Snapchat Context Cards
Surfacing context without requiring a search
200M+ daily users · 75% increase in filter engagement · 3 major data partnerships launched
The situation
In 2016, Snapchat acquired Vurb, the search startup where I was Head of Product. The thesis behind the acquisition: Snapchat had massive location data from snaps but no way to make it useful. Every day, millions of users were sharing snaps from restaurants, landmarks, and venues. That context disappeared the moment the snap was viewed.
The obvious solution would be search. Let users type what they're looking for. But that's not how people use Snapchat. They open the app to see what friends are doing, not to research where to eat. Adding a search box would fight the core behavior instead of working with it.
The question became: how do you surface useful context without asking users to do anything?
Finding the seam
I started by looking at where location data already existed in the product. Snaps had geotags. The Snap Map showed where friends were. Geofilters let users stamp their location on content. The infrastructure was there. What was missing was the bridge between "I see my friend is at a place" and "I want to know more about that place."
The insight was simple: the moment of curiosity happens when you're already looking at something. Not before. Not after. If a friend posts from a restaurant, that's when you want to know if it's good. If you see a snap from a landmark, that's when you want to know what it is.

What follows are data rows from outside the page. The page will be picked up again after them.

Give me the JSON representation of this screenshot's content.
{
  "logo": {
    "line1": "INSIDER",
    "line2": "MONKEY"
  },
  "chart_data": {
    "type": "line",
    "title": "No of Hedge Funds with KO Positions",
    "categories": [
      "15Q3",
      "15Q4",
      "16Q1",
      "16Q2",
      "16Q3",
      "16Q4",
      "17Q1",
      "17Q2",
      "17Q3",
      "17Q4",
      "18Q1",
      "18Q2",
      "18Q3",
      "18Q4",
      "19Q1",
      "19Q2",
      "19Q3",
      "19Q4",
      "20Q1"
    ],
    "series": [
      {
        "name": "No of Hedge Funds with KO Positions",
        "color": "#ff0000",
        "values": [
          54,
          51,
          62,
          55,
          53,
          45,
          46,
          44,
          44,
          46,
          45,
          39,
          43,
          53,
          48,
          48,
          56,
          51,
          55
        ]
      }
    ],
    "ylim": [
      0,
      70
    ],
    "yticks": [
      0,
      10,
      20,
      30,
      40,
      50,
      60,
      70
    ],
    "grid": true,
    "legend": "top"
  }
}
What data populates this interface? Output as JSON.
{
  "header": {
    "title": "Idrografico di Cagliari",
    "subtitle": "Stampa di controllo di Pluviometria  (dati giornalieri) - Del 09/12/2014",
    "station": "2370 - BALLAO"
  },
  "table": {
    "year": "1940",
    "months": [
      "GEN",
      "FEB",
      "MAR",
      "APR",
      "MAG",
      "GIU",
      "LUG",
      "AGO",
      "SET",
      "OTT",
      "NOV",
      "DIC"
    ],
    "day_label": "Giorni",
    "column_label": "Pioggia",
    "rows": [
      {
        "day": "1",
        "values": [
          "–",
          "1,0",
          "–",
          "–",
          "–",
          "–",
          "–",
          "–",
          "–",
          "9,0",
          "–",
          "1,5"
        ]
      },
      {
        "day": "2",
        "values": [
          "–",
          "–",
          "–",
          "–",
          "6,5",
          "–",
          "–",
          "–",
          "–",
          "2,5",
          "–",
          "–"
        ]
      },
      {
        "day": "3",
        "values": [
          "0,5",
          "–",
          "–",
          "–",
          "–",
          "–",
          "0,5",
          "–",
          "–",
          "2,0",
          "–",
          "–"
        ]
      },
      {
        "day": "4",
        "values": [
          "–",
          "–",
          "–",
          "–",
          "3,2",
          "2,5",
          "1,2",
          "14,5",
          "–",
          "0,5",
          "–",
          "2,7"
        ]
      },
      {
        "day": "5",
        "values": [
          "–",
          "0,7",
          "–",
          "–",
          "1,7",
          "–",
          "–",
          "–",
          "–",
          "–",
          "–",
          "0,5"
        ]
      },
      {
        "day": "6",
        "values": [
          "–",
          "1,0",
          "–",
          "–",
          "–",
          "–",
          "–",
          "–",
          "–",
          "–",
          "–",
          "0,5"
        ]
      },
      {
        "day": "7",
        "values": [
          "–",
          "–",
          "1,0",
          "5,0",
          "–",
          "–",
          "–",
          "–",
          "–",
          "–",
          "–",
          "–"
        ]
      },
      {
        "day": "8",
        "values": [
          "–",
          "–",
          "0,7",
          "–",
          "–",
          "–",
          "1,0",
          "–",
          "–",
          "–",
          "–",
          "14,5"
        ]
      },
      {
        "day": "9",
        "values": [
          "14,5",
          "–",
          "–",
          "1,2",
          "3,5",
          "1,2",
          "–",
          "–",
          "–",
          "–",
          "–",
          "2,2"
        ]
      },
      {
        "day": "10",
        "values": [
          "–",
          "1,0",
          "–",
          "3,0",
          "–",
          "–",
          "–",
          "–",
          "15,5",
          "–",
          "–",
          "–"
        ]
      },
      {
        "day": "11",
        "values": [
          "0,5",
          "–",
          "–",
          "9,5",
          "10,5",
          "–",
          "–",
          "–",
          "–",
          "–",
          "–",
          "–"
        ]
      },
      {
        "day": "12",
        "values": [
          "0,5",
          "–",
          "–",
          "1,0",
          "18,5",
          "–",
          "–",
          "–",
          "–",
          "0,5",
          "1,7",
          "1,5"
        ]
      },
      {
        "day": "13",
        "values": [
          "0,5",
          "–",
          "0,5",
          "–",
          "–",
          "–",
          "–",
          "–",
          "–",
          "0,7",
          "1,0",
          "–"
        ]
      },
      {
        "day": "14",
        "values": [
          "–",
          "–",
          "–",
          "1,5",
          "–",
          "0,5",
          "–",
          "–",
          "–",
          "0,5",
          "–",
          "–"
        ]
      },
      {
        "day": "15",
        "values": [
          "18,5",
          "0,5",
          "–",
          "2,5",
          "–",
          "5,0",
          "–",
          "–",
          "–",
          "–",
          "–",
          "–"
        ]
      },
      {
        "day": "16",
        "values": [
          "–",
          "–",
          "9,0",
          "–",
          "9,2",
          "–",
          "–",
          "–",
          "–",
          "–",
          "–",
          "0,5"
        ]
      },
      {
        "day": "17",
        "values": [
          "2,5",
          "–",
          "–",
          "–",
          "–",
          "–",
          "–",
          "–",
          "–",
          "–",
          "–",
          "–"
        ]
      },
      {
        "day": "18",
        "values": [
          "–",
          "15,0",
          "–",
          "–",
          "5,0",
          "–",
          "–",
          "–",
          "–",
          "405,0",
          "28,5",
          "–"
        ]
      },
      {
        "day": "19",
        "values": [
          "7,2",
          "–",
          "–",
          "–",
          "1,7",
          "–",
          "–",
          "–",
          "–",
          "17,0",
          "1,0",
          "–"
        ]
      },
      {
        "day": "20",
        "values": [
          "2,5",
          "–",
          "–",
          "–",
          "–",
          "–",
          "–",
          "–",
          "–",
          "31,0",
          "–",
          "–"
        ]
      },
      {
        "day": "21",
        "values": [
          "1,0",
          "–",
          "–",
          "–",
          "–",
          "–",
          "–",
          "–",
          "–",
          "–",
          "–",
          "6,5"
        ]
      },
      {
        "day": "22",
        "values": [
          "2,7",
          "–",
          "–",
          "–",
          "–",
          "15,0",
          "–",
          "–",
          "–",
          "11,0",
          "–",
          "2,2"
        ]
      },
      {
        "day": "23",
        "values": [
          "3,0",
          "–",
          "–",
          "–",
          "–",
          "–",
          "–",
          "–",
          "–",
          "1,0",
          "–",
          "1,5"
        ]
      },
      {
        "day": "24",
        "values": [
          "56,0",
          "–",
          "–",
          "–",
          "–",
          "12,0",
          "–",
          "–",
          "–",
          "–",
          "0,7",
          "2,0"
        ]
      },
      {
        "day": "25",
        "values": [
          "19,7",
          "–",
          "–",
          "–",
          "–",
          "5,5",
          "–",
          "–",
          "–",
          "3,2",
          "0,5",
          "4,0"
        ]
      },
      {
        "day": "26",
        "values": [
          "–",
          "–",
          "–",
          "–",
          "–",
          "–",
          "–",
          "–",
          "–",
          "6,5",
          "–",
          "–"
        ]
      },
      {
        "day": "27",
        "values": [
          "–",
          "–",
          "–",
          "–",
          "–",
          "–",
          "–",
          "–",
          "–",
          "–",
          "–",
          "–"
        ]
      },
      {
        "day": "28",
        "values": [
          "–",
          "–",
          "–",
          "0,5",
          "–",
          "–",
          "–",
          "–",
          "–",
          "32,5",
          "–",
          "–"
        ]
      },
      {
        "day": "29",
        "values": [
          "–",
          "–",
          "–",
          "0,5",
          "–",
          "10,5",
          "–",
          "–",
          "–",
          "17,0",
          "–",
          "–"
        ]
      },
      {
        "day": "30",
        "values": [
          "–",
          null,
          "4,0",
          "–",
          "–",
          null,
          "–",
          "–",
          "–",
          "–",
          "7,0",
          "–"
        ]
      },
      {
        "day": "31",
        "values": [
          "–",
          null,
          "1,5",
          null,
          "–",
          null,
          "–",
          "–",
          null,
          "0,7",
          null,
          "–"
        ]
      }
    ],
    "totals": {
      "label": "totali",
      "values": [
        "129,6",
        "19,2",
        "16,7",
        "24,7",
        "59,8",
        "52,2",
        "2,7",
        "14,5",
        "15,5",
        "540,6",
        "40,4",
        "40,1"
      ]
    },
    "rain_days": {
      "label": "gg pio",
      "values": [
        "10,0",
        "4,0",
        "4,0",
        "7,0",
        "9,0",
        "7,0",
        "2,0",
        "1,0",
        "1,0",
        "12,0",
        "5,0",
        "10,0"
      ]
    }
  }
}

We didn't need search. We needed context to appear exactly when it was relevant.
Building the integration layer
Context Cards pulled information from third-party partners and surfaced it inline when users swiped up on location-tagged content. No query required. See a snap from a restaurant, swipe up, get reviews and hours. See a snap from a city, get things to do nearby.
The partnerships were critical. We integrated Foursquare for venue data, TripAdvisor for reviews, Michelin for restaurant ratings. Each partner had different APIs, different data formats, different ideas about what mattered. My job was translating between what they could provide and what would actually be useful in a 3-second interaction.
The design constraint was brutal: whatever we showed had to make sense instantly. Users weren't going to read paragraphs. They weren't going to scroll through options. The card had to answer the implicit question before they consciously asked it.
Scaling through filters
Context Cards worked, but they were reactive. You could only get context on content someone else had posted. I wanted to flip it: let users add context to their own snaps.
Location Filters already existed, but they were generic. A "Seattle" filter didn't tell you much. We built venue-specific filters that pulled from the same partner data. Snap from a restaurant, get a filter with its name and rating. Snap from a museum, get a filter with what's currently on exhibit.
This created a loop. Users added context to their snaps, which made those snaps more interesting to viewers, which drove more swipe-ups on Context Cards, which drove more awareness of the filters. The product grew itself.
The results
Context Cards and Location Filters shipped to 200 million daily users. Filter engagement increased 75% after the venue-specific rollout. We launched partnerships with Foursquare, TripAdvisor, and Michelin, with more in the pipeline when I left.
More importantly, we proved that discovery doesn't require search. You can surface the right information at the right moment if you pay attention to where curiosity actually happens.
What I learned
Work with behavior, not against it. The search box would have been easier to build. It also would have been ignored. The best products find the seams in existing behavior instead of demanding new habits.
Constraints force clarity. A 3-second attention window sounds limiting. It's actually liberating. You can't overthink when you have no room for excess. Every pixel has to earn its place.
Partnerships are translation problems. Foursquare, TripAdvisor, and Michelin each had years of data and strong opinions about how it should be used. The product work wasn't just what to show — it was how to take what they had and reshape it for a context they'd never designed for.